600% Memory Price Surge Threatens Telcos' Broadband Router, Set-Top Box Supply
2 62Telecom operators planning aggressive fiber and fixed wireless broadband rollouts in 2026 face a serious supply problem -- DRAM and NAND memory prices for consumer applications have surged more than 600% over the past year as higher-margin AI server segments absorb available capacity, according to Counterpoint Research.
Routers, gateways and set-top boxes have been hit hardest, far worse than smartphones; prices for "consumer memory" used in broadband equipment jumped nearly 7x over the last nine months, compared to 3x for mobile memory. Memory now makes up more than 20% of the bill of materials in low-to-mid-end routers, up from around 3% a year ago.
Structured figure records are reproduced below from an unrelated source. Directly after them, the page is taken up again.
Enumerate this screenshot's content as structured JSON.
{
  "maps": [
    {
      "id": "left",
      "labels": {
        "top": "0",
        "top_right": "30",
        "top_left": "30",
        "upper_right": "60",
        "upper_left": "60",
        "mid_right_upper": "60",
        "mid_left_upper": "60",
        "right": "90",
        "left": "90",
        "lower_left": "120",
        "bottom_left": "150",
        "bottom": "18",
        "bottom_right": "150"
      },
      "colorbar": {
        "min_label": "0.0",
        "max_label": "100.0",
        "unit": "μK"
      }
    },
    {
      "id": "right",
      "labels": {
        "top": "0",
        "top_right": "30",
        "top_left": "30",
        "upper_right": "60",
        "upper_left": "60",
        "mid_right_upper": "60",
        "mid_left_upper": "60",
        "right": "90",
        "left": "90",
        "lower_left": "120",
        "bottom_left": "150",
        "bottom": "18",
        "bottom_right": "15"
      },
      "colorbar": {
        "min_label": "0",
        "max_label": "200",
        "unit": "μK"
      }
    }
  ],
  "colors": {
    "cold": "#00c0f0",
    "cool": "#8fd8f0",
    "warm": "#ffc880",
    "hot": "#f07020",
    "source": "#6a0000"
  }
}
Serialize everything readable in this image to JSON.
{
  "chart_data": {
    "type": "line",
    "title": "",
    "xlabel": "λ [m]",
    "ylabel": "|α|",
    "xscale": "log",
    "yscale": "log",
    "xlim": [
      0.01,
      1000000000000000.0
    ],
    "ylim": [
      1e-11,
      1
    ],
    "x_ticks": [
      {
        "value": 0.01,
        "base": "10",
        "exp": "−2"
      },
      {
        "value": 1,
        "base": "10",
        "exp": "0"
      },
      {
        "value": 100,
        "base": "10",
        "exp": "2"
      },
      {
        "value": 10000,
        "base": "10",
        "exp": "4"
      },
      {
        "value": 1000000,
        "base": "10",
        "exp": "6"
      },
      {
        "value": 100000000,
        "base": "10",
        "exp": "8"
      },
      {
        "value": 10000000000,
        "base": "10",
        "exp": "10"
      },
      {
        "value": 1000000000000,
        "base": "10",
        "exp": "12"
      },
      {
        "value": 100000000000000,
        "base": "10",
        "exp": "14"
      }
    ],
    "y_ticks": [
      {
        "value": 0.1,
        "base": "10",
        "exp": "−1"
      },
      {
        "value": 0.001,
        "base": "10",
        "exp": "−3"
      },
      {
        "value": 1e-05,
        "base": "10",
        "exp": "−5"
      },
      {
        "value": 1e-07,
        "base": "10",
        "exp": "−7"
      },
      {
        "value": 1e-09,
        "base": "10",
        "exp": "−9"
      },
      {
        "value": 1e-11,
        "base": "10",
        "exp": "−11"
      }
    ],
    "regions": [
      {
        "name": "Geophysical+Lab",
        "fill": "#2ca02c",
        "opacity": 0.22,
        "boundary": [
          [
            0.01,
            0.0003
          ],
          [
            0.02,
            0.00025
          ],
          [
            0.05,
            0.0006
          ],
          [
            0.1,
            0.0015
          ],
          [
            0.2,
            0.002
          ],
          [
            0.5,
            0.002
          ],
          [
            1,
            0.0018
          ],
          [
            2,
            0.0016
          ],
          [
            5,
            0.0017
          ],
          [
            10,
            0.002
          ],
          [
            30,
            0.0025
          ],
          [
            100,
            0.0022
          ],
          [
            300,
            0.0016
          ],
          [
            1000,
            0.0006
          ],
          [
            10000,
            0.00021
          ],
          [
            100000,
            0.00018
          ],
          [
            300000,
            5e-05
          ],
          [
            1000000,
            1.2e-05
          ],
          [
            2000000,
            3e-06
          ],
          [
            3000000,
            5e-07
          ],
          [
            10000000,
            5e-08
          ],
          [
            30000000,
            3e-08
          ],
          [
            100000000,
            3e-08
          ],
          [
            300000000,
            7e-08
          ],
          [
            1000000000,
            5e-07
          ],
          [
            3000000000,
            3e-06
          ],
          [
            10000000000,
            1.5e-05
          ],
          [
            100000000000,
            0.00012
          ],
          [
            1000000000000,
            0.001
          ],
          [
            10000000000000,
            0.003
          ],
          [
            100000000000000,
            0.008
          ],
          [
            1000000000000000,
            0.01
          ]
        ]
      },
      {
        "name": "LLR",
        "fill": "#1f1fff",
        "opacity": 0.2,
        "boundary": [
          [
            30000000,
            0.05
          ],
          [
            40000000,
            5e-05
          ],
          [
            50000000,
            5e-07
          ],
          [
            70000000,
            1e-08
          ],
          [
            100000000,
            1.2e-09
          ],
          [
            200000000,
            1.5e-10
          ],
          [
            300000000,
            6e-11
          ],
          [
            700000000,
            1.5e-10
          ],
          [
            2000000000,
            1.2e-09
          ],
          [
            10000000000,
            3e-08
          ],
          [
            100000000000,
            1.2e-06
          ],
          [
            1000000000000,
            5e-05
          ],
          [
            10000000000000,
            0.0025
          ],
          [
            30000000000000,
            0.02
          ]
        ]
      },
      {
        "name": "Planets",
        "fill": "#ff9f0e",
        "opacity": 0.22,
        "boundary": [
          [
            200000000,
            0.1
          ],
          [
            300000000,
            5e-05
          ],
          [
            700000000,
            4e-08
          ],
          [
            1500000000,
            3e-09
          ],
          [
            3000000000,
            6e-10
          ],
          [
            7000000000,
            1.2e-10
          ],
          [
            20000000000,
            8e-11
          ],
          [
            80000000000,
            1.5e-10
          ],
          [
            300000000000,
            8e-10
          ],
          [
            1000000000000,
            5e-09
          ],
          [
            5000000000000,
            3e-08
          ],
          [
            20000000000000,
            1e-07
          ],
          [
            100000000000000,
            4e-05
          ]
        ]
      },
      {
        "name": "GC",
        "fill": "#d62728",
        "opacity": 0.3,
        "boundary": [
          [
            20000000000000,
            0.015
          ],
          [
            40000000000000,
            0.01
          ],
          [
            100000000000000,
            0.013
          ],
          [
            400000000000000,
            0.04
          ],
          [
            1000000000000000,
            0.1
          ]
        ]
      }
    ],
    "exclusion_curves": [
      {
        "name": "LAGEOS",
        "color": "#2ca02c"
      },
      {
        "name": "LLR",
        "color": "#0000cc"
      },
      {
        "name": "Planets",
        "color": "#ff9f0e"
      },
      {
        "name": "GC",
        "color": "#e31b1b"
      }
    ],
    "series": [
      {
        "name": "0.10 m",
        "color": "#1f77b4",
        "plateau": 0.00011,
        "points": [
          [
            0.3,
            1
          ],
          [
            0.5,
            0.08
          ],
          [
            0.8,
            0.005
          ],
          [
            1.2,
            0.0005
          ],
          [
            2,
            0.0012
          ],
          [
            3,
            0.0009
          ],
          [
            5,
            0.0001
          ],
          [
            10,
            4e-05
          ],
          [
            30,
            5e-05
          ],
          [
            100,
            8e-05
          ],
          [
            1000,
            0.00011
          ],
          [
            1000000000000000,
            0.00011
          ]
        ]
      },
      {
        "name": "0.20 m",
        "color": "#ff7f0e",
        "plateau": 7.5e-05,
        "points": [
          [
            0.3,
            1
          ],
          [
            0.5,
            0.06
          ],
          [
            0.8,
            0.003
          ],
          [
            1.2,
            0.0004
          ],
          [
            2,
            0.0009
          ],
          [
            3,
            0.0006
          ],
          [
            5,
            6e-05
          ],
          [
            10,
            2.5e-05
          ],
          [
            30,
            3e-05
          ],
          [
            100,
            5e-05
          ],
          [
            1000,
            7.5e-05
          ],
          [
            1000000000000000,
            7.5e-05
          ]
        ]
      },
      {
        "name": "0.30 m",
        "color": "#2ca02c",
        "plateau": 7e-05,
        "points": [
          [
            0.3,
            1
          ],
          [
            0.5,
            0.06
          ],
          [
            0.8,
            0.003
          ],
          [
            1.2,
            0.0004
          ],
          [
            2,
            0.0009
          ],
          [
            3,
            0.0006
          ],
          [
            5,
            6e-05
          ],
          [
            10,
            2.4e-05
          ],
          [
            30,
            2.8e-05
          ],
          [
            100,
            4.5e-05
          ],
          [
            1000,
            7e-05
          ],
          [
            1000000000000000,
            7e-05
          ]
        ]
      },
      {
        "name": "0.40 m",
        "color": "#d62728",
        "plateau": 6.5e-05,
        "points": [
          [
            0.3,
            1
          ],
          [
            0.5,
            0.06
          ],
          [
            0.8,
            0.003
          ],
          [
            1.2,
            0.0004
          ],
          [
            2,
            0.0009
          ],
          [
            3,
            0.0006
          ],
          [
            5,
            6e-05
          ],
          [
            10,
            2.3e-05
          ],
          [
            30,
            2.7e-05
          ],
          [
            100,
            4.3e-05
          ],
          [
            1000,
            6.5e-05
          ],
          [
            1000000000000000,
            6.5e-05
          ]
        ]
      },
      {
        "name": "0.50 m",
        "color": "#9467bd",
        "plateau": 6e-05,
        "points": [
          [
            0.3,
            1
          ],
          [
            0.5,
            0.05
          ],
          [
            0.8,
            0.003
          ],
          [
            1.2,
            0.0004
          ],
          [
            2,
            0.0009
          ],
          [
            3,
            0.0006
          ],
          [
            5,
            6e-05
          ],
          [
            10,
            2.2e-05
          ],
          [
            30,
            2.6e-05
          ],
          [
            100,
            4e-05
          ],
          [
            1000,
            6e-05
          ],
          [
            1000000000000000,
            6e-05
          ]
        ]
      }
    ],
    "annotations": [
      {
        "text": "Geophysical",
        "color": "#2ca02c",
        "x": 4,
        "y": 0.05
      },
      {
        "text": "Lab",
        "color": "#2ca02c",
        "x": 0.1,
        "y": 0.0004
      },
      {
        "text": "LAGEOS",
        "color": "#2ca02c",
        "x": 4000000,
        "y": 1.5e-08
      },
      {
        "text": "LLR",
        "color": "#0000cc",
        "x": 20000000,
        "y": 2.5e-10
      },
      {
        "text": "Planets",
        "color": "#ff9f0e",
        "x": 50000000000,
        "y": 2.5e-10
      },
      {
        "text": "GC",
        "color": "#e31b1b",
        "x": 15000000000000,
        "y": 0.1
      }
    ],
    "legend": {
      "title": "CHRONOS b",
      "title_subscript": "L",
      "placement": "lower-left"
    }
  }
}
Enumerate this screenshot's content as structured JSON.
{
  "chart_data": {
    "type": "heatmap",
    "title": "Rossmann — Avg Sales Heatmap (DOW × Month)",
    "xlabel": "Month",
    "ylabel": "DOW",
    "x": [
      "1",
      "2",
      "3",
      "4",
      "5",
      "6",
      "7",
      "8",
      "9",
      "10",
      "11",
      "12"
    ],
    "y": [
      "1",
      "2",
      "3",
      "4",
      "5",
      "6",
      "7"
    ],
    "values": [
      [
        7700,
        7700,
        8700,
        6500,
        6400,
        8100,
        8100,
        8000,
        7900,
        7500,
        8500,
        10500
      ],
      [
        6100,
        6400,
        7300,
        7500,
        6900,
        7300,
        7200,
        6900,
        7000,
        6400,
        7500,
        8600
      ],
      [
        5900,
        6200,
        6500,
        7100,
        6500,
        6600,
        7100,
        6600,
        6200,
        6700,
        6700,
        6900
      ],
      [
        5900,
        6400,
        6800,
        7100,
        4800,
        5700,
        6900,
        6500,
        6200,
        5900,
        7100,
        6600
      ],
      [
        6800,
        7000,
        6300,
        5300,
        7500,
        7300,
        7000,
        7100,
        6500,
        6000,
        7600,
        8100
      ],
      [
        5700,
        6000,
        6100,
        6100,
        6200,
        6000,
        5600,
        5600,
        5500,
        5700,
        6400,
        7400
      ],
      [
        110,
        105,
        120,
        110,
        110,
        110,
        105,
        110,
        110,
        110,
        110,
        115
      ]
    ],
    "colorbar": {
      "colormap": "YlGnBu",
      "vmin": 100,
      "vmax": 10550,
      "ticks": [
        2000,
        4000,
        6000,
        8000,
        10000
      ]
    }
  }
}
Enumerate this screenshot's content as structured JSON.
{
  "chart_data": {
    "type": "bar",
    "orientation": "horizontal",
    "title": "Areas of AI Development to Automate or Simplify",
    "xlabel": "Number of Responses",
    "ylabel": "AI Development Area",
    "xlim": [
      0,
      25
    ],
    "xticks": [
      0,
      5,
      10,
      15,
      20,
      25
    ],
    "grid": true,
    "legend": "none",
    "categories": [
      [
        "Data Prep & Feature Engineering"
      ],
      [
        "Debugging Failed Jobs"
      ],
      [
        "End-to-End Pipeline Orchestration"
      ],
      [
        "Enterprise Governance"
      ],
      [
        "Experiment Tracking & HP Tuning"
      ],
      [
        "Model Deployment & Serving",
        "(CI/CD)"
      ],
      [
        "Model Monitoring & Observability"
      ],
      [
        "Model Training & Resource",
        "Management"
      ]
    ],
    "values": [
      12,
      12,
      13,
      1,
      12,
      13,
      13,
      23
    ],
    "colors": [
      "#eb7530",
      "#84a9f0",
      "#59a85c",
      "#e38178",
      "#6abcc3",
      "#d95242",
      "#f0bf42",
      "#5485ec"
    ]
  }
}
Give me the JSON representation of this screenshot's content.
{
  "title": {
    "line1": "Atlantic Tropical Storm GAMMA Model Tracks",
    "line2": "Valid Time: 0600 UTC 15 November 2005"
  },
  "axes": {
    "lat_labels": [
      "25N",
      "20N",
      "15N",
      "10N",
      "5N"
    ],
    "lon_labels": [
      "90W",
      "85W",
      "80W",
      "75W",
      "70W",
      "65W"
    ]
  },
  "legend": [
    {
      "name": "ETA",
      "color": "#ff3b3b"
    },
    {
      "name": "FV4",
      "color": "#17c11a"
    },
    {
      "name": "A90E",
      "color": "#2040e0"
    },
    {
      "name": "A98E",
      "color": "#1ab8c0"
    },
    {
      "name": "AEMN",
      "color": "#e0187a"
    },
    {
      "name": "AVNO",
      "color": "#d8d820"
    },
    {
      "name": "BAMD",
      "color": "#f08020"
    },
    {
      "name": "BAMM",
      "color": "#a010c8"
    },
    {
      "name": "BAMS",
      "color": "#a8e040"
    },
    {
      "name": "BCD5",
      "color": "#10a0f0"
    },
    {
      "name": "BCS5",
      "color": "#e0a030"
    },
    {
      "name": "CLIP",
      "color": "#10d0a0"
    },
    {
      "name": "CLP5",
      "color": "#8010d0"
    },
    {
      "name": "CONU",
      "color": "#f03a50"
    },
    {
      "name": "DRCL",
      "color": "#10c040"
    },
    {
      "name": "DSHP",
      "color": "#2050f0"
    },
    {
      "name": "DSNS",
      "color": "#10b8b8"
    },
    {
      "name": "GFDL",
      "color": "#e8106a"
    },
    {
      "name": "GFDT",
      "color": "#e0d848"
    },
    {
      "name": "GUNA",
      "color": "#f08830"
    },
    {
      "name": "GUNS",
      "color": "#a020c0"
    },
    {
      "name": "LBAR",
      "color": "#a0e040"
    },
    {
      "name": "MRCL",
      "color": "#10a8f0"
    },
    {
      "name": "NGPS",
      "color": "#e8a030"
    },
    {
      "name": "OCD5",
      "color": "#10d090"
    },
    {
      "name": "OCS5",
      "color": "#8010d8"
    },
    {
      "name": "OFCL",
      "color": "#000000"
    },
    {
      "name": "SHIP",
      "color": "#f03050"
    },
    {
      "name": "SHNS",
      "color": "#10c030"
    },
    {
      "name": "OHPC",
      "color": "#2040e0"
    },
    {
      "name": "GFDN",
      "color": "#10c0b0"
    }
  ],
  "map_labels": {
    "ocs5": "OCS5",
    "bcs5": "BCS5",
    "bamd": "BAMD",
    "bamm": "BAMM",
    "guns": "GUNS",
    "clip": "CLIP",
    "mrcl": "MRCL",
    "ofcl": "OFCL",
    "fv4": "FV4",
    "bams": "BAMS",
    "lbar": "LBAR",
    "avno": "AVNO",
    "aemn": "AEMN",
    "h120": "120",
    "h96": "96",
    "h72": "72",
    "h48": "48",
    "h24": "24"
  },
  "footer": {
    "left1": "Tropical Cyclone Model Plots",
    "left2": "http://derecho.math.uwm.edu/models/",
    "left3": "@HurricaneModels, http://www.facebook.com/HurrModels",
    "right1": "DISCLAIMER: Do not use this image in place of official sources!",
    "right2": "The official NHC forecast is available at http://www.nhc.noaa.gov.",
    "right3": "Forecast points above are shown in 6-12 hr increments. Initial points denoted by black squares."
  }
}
Counterpoint expects prices to keep rising through at least June 2026. Telcos that were also looking to push AI-enabled customer premises equipment -- requiring even more compute and memory content -- face additional headwinds.
2 comments
Seems like... (Score: 5, Insightful)
by commodore73 ( 967172 ) on Saturday February 14, 2026 @12:05AM (#65988152)
It seems like "AI" causes more problems than it can ever solve.
ISPs have forgotten what their job is. (Score: 5, Insightful)
by Waffle Iron ( 339739 ) on Saturday February 14, 2026 @12:41AM (#65988178)
I don't see why a device that simply shuffles data between the internet and your house needs more than 100 MB. Let's be charitable and say 1GB (which was an absurd amount needed only to power high-end servers and workstations just a couple of decades ago). Looking on Digikey, you can still get the cheapest 1GB chip for $3, retail. This is worth about two days of a $50/month internet connection fee.
Luckily, I have an old ISP box that they doled out before all their equipment had to be a router, and I doubt that it has even 1GB inside. My own WiFi router runs OpenWrt just fine with 128MB. If ISPs would just stick to their core mission of delivering packets, this memory crisis wouldn't be a problem for them at all.